Differential Diagnosis for Premenstrual Cramps with Hematuria, Proteinuria, LLQ Abdominal Pain, and Appearance of Being Ill
- Single Most Likely Diagnosis
- Ovarian Cyst or Torsion: This condition can cause lower left quadrant (LLQ) abdominal pain, and if the cyst ruptures, it may lead to hematuria and proteinuria due to the irritation of the surrounding tissues and potential involvement of the urinary tract. The appearance of being ill could be due to the severe pain and potential infection.
- Other Likely Diagnoses
- Urinary Tract Infection (UTI) or Pyelonephritis: These conditions can cause LLQ abdominal pain, hematuria, and proteinuria. The appearance of being ill could be due to the systemic infection.
- Kidney Stone: A stone in the left ureter could cause LLQ abdominal pain, hematuria, and proteinuria. The severe pain could lead to an appearance of being ill.
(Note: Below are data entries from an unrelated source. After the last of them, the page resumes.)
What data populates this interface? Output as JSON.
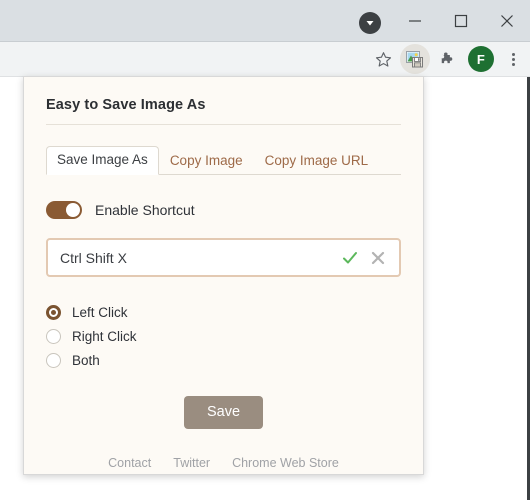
{
  "window": {
    "controls": {
      "collapse_tabs_icon": "chevron-down-circle-icon",
      "minimize_label": "—",
      "maximize_label": "□",
      "close_label": "✕"
    }
  },
  "toolbar": {
    "bookmark_icon": "star-icon",
    "extension_icon": "save-image-extension-icon",
    "extensions_icon": "puzzle-piece-icon",
    "profile_initial": "F",
    "menu_icon": "three-dot-menu-icon"
  },
  "popup": {
    "title": "Easy to Save Image As",
    "tabs": [
      {
        "label": "Save Image As",
        "active": true
      },
      {
        "label": "Copy Image",
        "active": false
      },
      {
        "label": "Copy Image URL",
        "active": false
      }
    ],
    "toggle": {
      "label": "Enable Shortcut",
      "state": "on"
    },
    "shortcut": {
      "value": "Ctrl Shift X",
      "placeholder": "Ctrl Shift X",
      "confirm_icon": "check-icon",
      "clear_icon": "close-icon"
    },
    "click_options": [
      {
        "label": "Left Click",
        "selected": true
      },
      {
        "label": "Right Click",
        "selected": false
      },
      {
        "label": "Both",
        "selected": false
      }
    ],
    "save_label": "Save",
    "footer_links": [
      {
        "label": "Contact"
      },
      {
        "label": "Twitter"
      },
      {
        "label": "Chrome Web Store"
      }
    ]
  },
  "colors": {
    "accent_brown": "#8a5a33",
    "tab_inactive": "#9e6a48",
    "save_button": "#9a8d80",
    "popup_bg": "#fdfaf5",
    "avatar_green": "#1e7032",
    "check_green": "#5cb85c"
  }
}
- Diverticulitis: Inflammation of the diverticula in the colon can cause LLQ abdominal pain, and if the diverticula rupture, it may lead to hematuria and proteinuria due to the involvement of the surrounding tissues.
- Do Not Miss Diagnoses
- Ectopic Pregnancy: Although less likely if the patient is experiencing premenstrual cramps, an ectopic pregnancy can cause LLQ abdominal pain, hematuria, and proteinuria. This condition is life-threatening and requires immediate attention.
- Appendicitis: Although the pain is typically in the right lower quadrant, appendicitis can occasionally present with LLQ pain. This condition can lead to severe complications if not treated promptly.
- Sepsis: Any infection, including UTI or diverticulitis, can lead to sepsis, a life-threatening condition that requires immediate attention.
- Rare Diagnoses
- Endometriosis: Although endometriosis can cause cyclic abdominal pain, it is less likely to cause hematuria and proteinuria. However, in rare cases, endometriosis can involve the urinary tract and cause these symptoms.
- Vasculitis: Certain types of vasculitis, such as IgA nephropathy, can cause hematuria and proteinuria. However, these conditions are rare and would typically require additional symptoms and laboratory findings for diagnosis.